There has been a mountain of scare stories and misinformation circulated to push the bailout. Yes, banks have tightened credit. Yes, we are in a recession. But the problem is not a freeze up of the banking system. The problem is the collapse of an $8 trillion housing bubble. (It was remarkable how many so-called experts somehow could not see the housing bubble as it grew to ever more dangerous levels. It is even more remarkable that many of these experts still don't recognize the bubble even as its collapse sinks the economy and the financial system.) The decline in housing prices to date has already cost the economy $4 trillion to $5 trillion in housing equity. This would be expected to lead to a decline in annual consumption on the order of $160 billion to $300 billion.

Given the loss of housing equity, I have actually been surprised that the downturn has not been sharper. Homeowners had been consuming based on their home equity. Much of that equity has now disappeared with the collapse of the bubble. We would expect that their consumption would fall. We also would expect that banks would be reluctant to lend to people who no longer have any collateral.

This is the story of the downturn and of course the bailout does almost nothing to counter this drop in demand. At best, it will make capital available to some marginal lenders who would not otherwise receive loans. We should demand more for $700 billion.

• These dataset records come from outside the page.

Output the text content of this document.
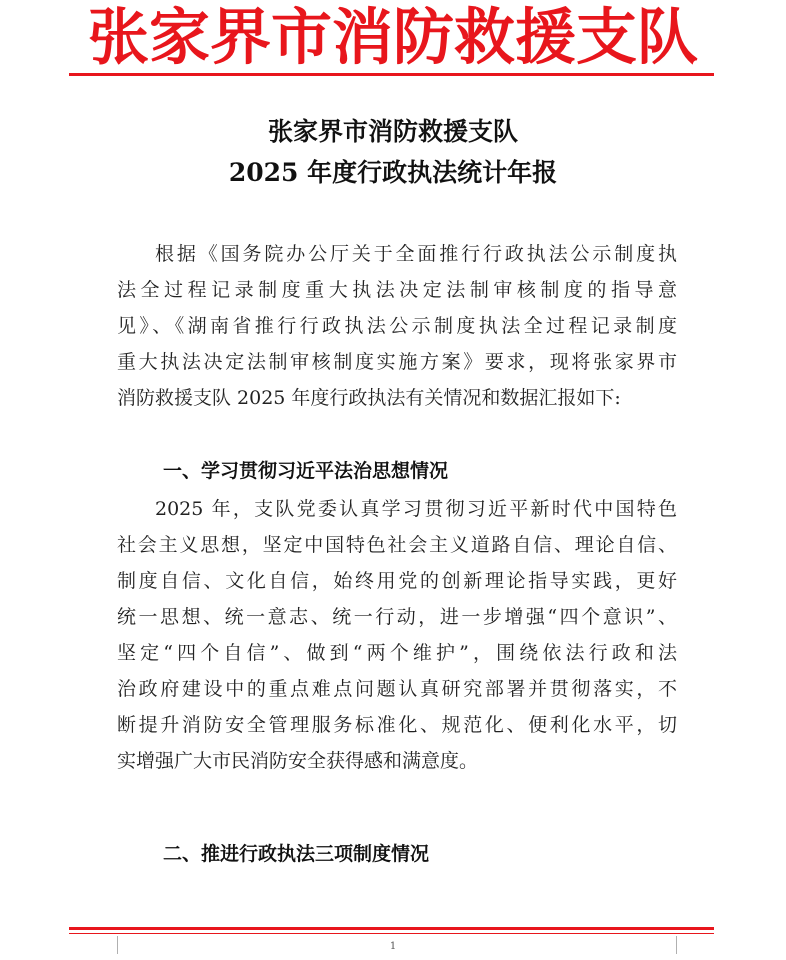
张家界市消防救援支队
张家界市消防救援支队
2025 年度行政执法统计年报
根据《国务院办公厅关于全面推行行政执法公示制度执
法全过程记录制度重大执法决定法制审核制度的指导意
见》、《湖南省推行行政执法公示制度执法全过程记录制度
重大执法决定法制审核制度实施方案》要求，现将张家界市
消防救援支队 2025 年度行政执法有关情况和数据汇报如下:
一、学习贯彻习近平法治思想情况
2025 年，支队党委认真学习贯彻习近平新时代中国特色
社会主义思想，坚定中国特色社会主义道路自信、理论自信、
制度自信、文化自信，始终用党的创新理论指导实践，更好
统一思想、统一意志、统一行动，进一步增强“四个意识”、
坚定“四个自信”、做到“两个维护”，围绕依法行政和法
治政府建设中的重点难点问题认真研究部署并贯彻落实，不
断提升消防安全管理服务标准化、规范化、便利化水平，切
实增强广大市民消防安全获得感和满意度。
二、推进行政执法三项制度情况
1
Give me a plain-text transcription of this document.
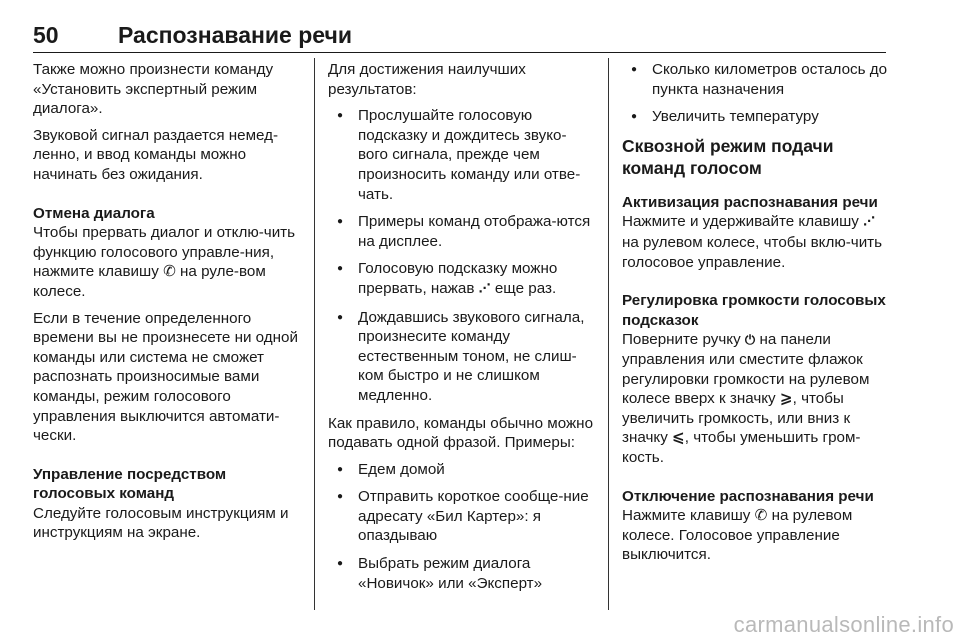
50	Распознавание речи

Также можно произнести команду «Установить экспертный режим диалога».

Звуковой сигнал раздается немед-ленно, и ввод команды можно начинать без ожидания.

Отмена диалога

Чтобы прервать диалог и отклю-чить функцию голосового управле-ния, нажмите клавишу ✆ на руле-вом колесе.

Если в течение определенного времени вы не произнесете ни одной команды или система не сможет распознать произносимые вами команды, режим голосового управления выключится автомати-чески.

Управление посредством голосовых команд

Следуйте голосовым инструкциям и инструкциям на экране.

Для достижения наилучших результатов:

● Прослушайте голосовую подсказку и дождитесь звуко-вого сигнала, прежде чем произносить команду или отве-чать.
● Примеры команд отобража-ются на дисплее.
● Голосовую подсказку можно прервать, нажав ⋰ еще раз.
● Дождавшись звукового сигнала, произнесите команду естественным тоном, не слиш-ком быстро и не слишком медленно.

Как правило, команды обычно можно подавать одной фразой. Примеры:

● Едем домой
● Отправить короткое сообще-ние адресату «Бил Картер»: я опаздываю
● Выбрать режим диалога «Новичок» или «Эксперт»
● Сколько километров осталось до пункта назначения
● Увеличить температуру

Сквозной режим подачи команд голосом

Активизация распознавания речи

Нажмите и удерживайте клавишу ⋰ на рулевом колесе, чтобы вклю-чить голосовое управление.

Регулировка громкости голосовых подсказок

Поверните ручку ⏻ на панели управления или сместите флажок регулировки громкости на рулевом колесе вверх к значку ⩾, чтобы увеличить громкость, или вниз к значку ⩽, чтобы уменьшить гром-кость.

Отключение распознавания речи

Нажмите клавишу ✆ на рулевом колесе. Голосовое управление выключится.

carmanualsonline.info
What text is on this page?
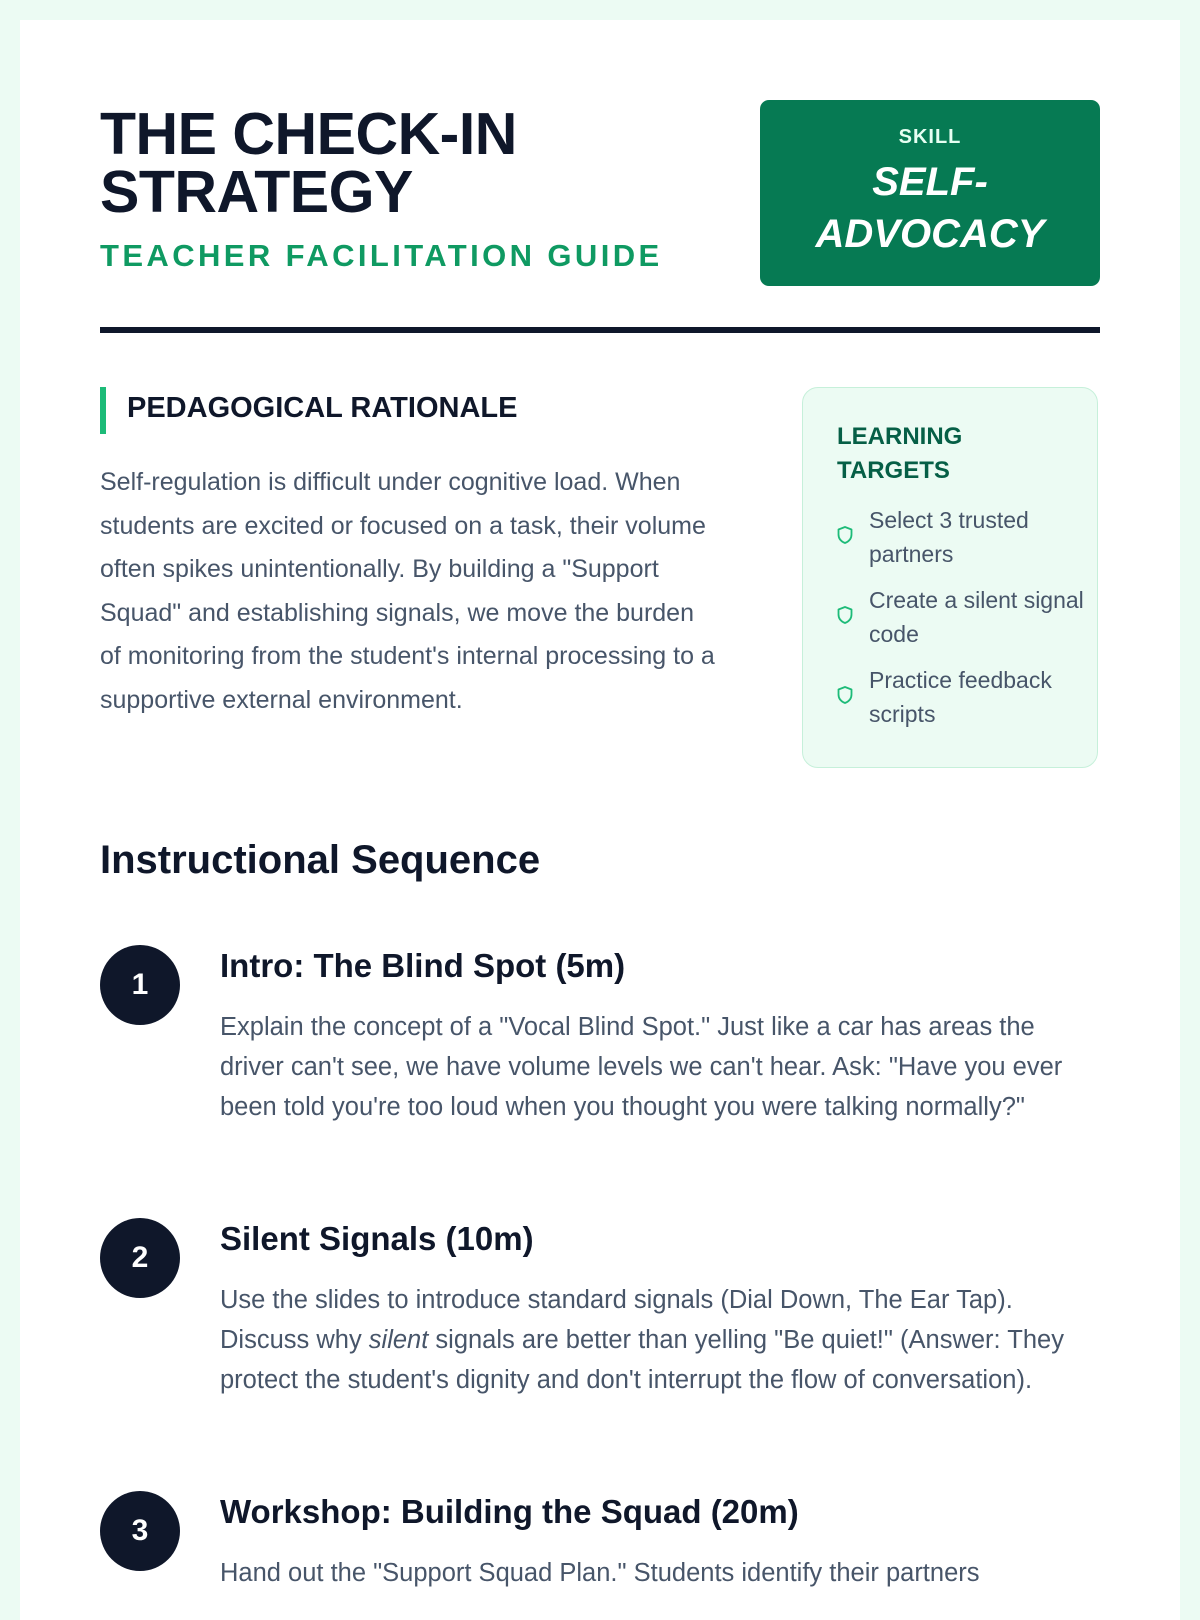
THE CHECK-IN
STRATEGY
TEACHER FACILITATION GUIDE
SKILL
SELF-
ADVOCACY
PEDAGOGICAL RATIONALE

Self-regulation is difficult under cognitive load. When students are excited or focused on a task, their volume often spikes unintentionally. By building a "Support Squad" and establishing signals, we move the burden of monitoring from the student's internal processing to a supportive external environment.

LEARNING TARGETS
Select 3 trusted partners
Create a silent signal code
Practice feedback scripts
Instructional Sequence
1
Intro: The Blind Spot (5m)

Explain the concept of a "Vocal Blind Spot." Just like a car has areas the driver can't see, we have volume levels we can't hear. Ask: "Have you ever been told you're too loud when you thought you were talking normally?"

2
Silent Signals (10m)

Use the slides to introduce standard signals (Dial Down, The Ear Tap). Discuss why silent signals are better than yelling "Be quiet!" (Answer: They protect the student's dignity and don't interrupt the flow of conversation).

3
Workshop: Building the Squad (20m)

Hand out the "Support Squad Plan." Students identify their partners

For the record, the restrictions on executive pay and the commitment to give the taxpayers equity in banks in exchange for buying bad assets are jokes. These provisions are sops to provide cover. They are not written in ways to be binding. (And Congress knows how to write binding rules.)

Finally, the bailout absolutely can make things worse. We are going to be in a serious recession because of the collapse of the housing bubble. We will need effective stimulus measures to boost the economy and keep the recession from getting worse.

However, the $700 billion outlay on the bailout is likely to be used as an argument against effective stimulus. We have already seen voices like the Washington Post and the Wall Street funded Peterson Foundation arguing that the government will have to make serious cutbacks because of the bailout.

While their argument is wrong, these are powerful voices in national debates. If the bailout proves to be an obstacle to effective stimulus in future months and years, then the bailout could lead to exactly the sort of prolonged economic downturn that its proponents claim it is intended to prevent.

In short, the bailout rewards some of the richest people in the country for their incompetence. It provides little obvious economic benefit and could lead to long-term harm. That looks like a pretty bad deal.